In the current economic climate it is almost inevitable that Polaroid will either declare bankruptcy or be bought by another imaging company. I believe we will soon see the elimination of most Polaroid products not related to digital imaging. Commercial shooters are moving to the use of digital to serve the same function as Polaroid for proofing, exposure tests, checking lighting, compositions etc. I notice more and more articles in Photo District News on this subject and I beleive there was a recent article in Camera Arts discussing how to use a digital camera in tandem with your view camera as an aid in composition and extablishing exposure. Digital may not be able to replace the unique quality of a 20x24 Polaroid print, but the company can't survive on that alone. I don't think I would be buying one of the 20x24 cameras with Polaroid back at this time, even if I could afford it.
-- James Chinn (Jim1341@DellEpro.com), October 10, 2001.
Polaroid is a huge concern whose revenues come frome different sources, one of them being the photographic one. The market of instant photography is a very special one, we paid for years huge prices just because Polaroid was ....Polaroid, the other sectors, not last the digital one, are under huge price and market pressure. I trust Polaroid to survive this one too! Good luck
-- Andrea Milano (email@example.com), October 10, 2001.
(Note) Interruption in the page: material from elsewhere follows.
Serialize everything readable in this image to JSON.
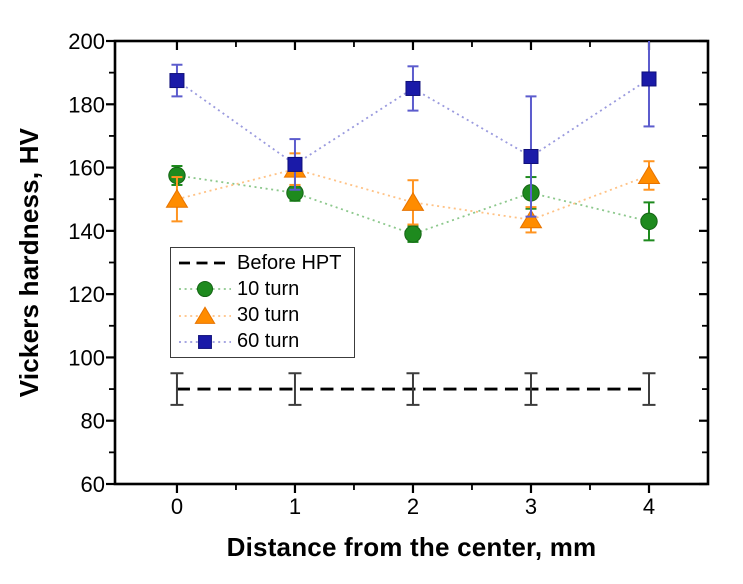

FWIW: CNBC' s Mark Faber this morning suggested that Polaroid would be filing for bankruptcy protection. BILL
-- william mitchell (firstname.lastname@example.org), October 10, 2001.
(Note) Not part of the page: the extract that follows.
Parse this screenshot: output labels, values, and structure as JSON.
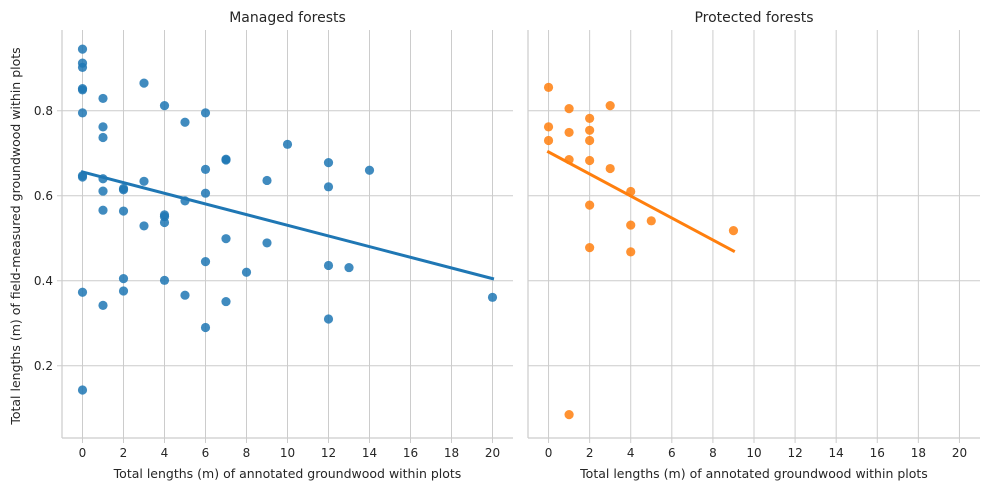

All transactions of their shares were frozen on the market today. Due to "imminent" chapter 11. I've read, from a couple reports that they may file for bankruptcy as early as tomorrow.
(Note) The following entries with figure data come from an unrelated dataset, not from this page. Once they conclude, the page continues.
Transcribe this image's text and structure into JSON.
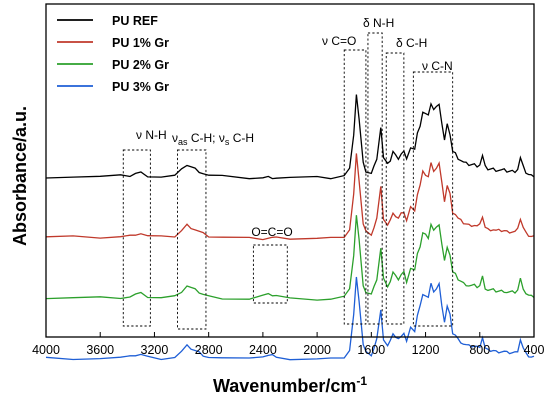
{
  "chart_data": {
    "type": "line",
    "xlabel": "Wavenumber/cm",
    "xlabel_sup": "-1",
    "ylabel": "Absorbance/a.u.",
    "xlim": [
      4000,
      400
    ],
    "x_ticks": [
      4000,
      3600,
      3200,
      2800,
      2400,
      2000,
      1600,
      1200,
      800,
      400
    ],
    "y_ticks_shown": false,
    "legend_position": "top-left",
    "series": [
      {
        "name": "PU REF",
        "color": "#000000",
        "offset": 0,
        "o_c_o": 0
      },
      {
        "name": "PU 1% Gr",
        "color": "#c0392b",
        "offset": -0.55,
        "o_c_o": 0
      },
      {
        "name": "PU 2% Gr",
        "color": "#2ca02c",
        "offset": -1.1,
        "o_c_o": 0.03
      },
      {
        "name": "PU 3% Gr",
        "color": "#1f5fd6",
        "offset": -1.65,
        "o_c_o": 0.03
      }
    ],
    "spectrum": {
      "x": [
        4000,
        3800,
        3600,
        3450,
        3380,
        3340,
        3300,
        3250,
        3150,
        3050,
        3000,
        2960,
        2930,
        2900,
        2870,
        2840,
        2800,
        2700,
        2500,
        2400,
        2360,
        2330,
        2300,
        2200,
        2000,
        1900,
        1800,
        1760,
        1730,
        1710,
        1690,
        1660,
        1640,
        1600,
        1580,
        1560,
        1530,
        1510,
        1480,
        1460,
        1440,
        1420,
        1400,
        1380,
        1360,
        1340,
        1310,
        1280,
        1260,
        1240,
        1220,
        1200,
        1180,
        1160,
        1140,
        1120,
        1100,
        1080,
        1060,
        1040,
        1020,
        1000,
        980,
        960,
        940,
        920,
        900,
        880,
        860,
        840,
        820,
        800,
        780,
        760,
        740,
        720,
        700,
        680,
        660,
        640,
        620,
        600,
        580,
        560,
        540,
        520,
        500,
        480,
        460,
        440,
        420,
        400
      ],
      "y": [
        0.03,
        0.03,
        0.03,
        0.035,
        0.04,
        0.06,
        0.065,
        0.04,
        0.03,
        0.04,
        0.09,
        0.14,
        0.12,
        0.1,
        0.08,
        0.06,
        0.04,
        0.03,
        0.02,
        0.02,
        0.025,
        0.025,
        0.02,
        0.02,
        0.02,
        0.02,
        0.04,
        0.1,
        0.42,
        0.78,
        0.55,
        0.15,
        0.08,
        0.06,
        0.12,
        0.2,
        0.48,
        0.2,
        0.14,
        0.18,
        0.26,
        0.22,
        0.2,
        0.24,
        0.26,
        0.18,
        0.3,
        0.28,
        0.42,
        0.5,
        0.62,
        0.6,
        0.58,
        0.7,
        0.64,
        0.66,
        0.7,
        0.52,
        0.36,
        0.5,
        0.42,
        0.26,
        0.24,
        0.2,
        0.18,
        0.16,
        0.15,
        0.14,
        0.14,
        0.14,
        0.13,
        0.14,
        0.22,
        0.12,
        0.1,
        0.1,
        0.1,
        0.09,
        0.09,
        0.09,
        0.09,
        0.08,
        0.08,
        0.08,
        0.08,
        0.1,
        0.2,
        0.12,
        0.07,
        0.05,
        0.04,
        0.04
      ]
    },
    "annotations": [
      {
        "label": "ν N-H"
      },
      {
        "label_parts": [
          "ν",
          "as",
          " C-H; ν",
          "s",
          " C-H"
        ]
      },
      {
        "label": "O=C=O"
      },
      {
        "label": "ν C=O"
      },
      {
        "label": "δ N-H"
      },
      {
        "label": "δ C-H"
      },
      {
        "label": "ν C-N"
      }
    ]
  }
}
-- Thomas Douglass (email@example.com), October 10, 2001.
Unfortunately bankruptcy seems imminent for Polaroid, debt restructuring seems unlikely as there is almost one billion U.S. in debt, and their bonds are trading at less than ten cents to the dollar. So Polaroid as we know it in all likelihood won’t exist much longer. Lets hope another company is able to obtain the rights to continuing the Polaroid photography product line. Having said that, if I used Polaroid products, I’d be ordering as much as I could, as future supplies are doubtful.
-- Michael Mahoney (firstname.lastname@example.org), October 12, 2001.
That may be hard to do....most of the sheet films, 55 etc. are only made with about a 9 month lead time on the expiration date (I know this from state contracts...we like a year's lead time at a minimum)....The sheet films don't perform well after the exp. date either, and are tough to store as well since you can't freeze them...so don't go panic buying just yet.....I've got my finger's crossed that someone will see the market for at least some of their products.
-- DK Thompson (email@example.com), October 12, 2001.
I seriously doubt that all instant film products will disappear from the market. Even if Polaroid itself were to cease to exist, somone would buy the rights to produce the films, as some of them obviously are still moneymakers. The number of available types of film may shrink and/or the prices may rise. But knowing how many pro shooters still go through boxes and boxes of polaroid each day they shoot, I wouldn't start to freak out about lack of future supply just yet.